The logic behind the embedded-finance model is clear: it promises benefits for all concerned. The traditional finance house gains credibility by piggybacking on a more trusted brand, gaining access to that customer base in the process. The consumer brand can deliver a specific financial service to a captive audience without having to go through the pain of negotiating a banking licence. Each party plays to its strengths and the outcome is a slicker customer experience.
One of Asia’s leading ecommerce businesses, Bukalapak is an Indonesian online marketplace through which 13.5 million merchants and 100 million users have been enjoying the benefits of savings accounts and digital debit cards since 2020 through Standard Chartered Bank’s BaaS platform. But the embedded-finance relationship can work both ways: Standard Chartered has also established an alliance with digital challenger bank Starling in opening its sustainable finance marketplace, Shoal, this month through innovation arm SC Ventures. This shows that even big banks can find BaaS a useful tool in certain circumstances.
Consumers are increasingly demanding the same high quality of digital experience from their financial service providers as they are accustomed to receiving elsewhere. Traditional banking institutions are not yet best equipped to deliver this, but they do at least bring regulatory rigour.
Joan Medland co-founded Shoal on behalf of SC Ventures. She notes that, while Standard Chartered is based in London, it has no branch presence or operational infrastructure in the UK. Starling’s technology, trusted relationship with the regulators and ability to attract skilled recruits meant that the venture could be up and running far more quickly than it would have been if built from scratch.
Apart from planned expansions into Europe and the Americas, the next steps for Shoal include adding selected “positive-impact partners” to offer other financial services, such as green investments and mortgages, Medland explains.
“We will demonstrate how we test their credentials and why they were chosen, making it simple for our users to understand. We would like to add products such as pensions in due course,” she says. “We’re also planning to build a retail space where customers can go into and save, invest or spend. We’ll be featuring sustainable brands there as well.”

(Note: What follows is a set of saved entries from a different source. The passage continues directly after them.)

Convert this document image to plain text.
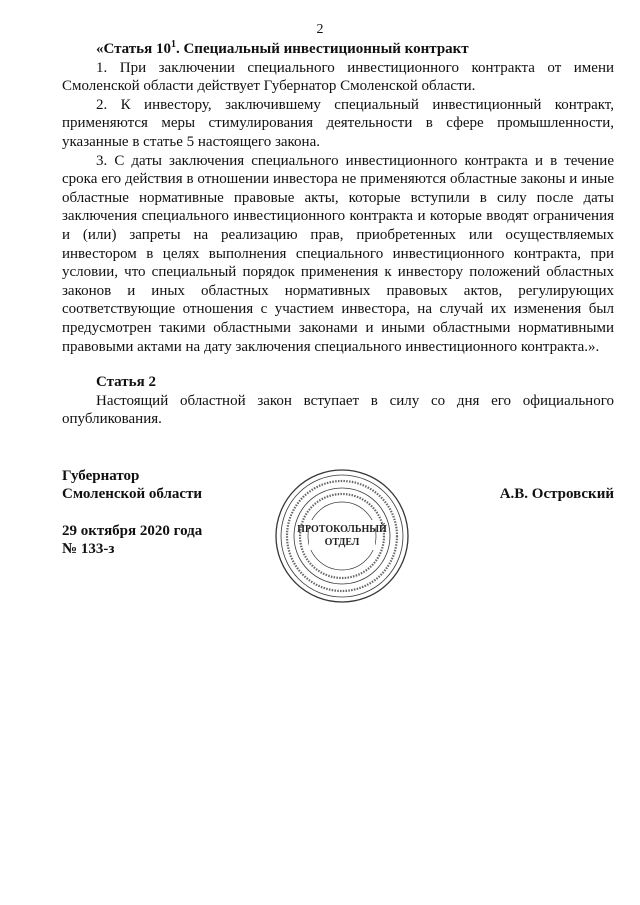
2

«Статья $10^1$. Специальный инвестиционный контракт

1. При заключении специального инвестиционного контракта от имени Смоленской области действует Губернатор Смоленской области.

2. К инвестору, заключившему специальный инвестиционный контракт, применяются меры стимулирования деятельности в сфере промышленности, указанные в статье 5 настоящего закона.

3. С даты заключения специального инвестиционного контракта и в течение срока его действия в отношении инвестора не применяются областные законы и иные областные нормативные правовые акты, которые вступили в силу после даты заключения специального инвестиционного контракта и которые вводят ограничения и (или) запреты на реализацию прав, приобретенных или осуществляемых инвестором в целях выполнения специального инвестиционного контракта, при условии, что специальный порядок применения к инвестору положений областных законов и иных областных нормативных правовых актов, регулирующих соответствующие отношения с участием инвестора, на случай их изменения был предусмотрен такими областными законами и иными областными нормативными правовыми актами на дату заключения специального инвестиционного контракта.».

Статья 2

Настоящий областной закон вступает в силу со дня его официального опубликования.

Губернатор
Смоленской области	А.В. Островский
29 октября 2020 года
№ 133-з
ПРОТОКОЛЬНЫЙ
ОТДЕЛ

In September, OpenPayd reported the results of a large-scale survey of firms’ attitudes to embedded finance. Nearly three-quarters (73%) of respondents said that they intended to start offering embedded financial services within the next two years.
In a recent blog, OpenPayd’s founder, Dr Ozan Øzerk, described the finance element of these embedded services as “harder to see, but that’s the way consumers and B2B customers increasingly prefer it: so convenient that they don’t have to think about it.”
When Angela Strange, general partner at US venture capital firm Andreessen Horowitz, asserted in 2019 that “any company could become a fintech company”, Uber was one of the main examples that she cited. The business may have launched as a disruptor of the traditional taxi market, but the ride-hailing business is now also offering credit cards, a digital wallet and instant-payment service for its drivers.
“For Uber and Lyft, adding financial services has two benefits,” Strange said in a conference presentation that’s become highly influential in fintech circles. “These companies both spend hundreds of dollars acquiring drivers. Then they have to make up that cost through a margin on rides. It’s much faster to make up that cost if they also have a margin on banking services. Furthermore, if I’m a driver, I’m more likely to stay with a company that is also providing my financial services.”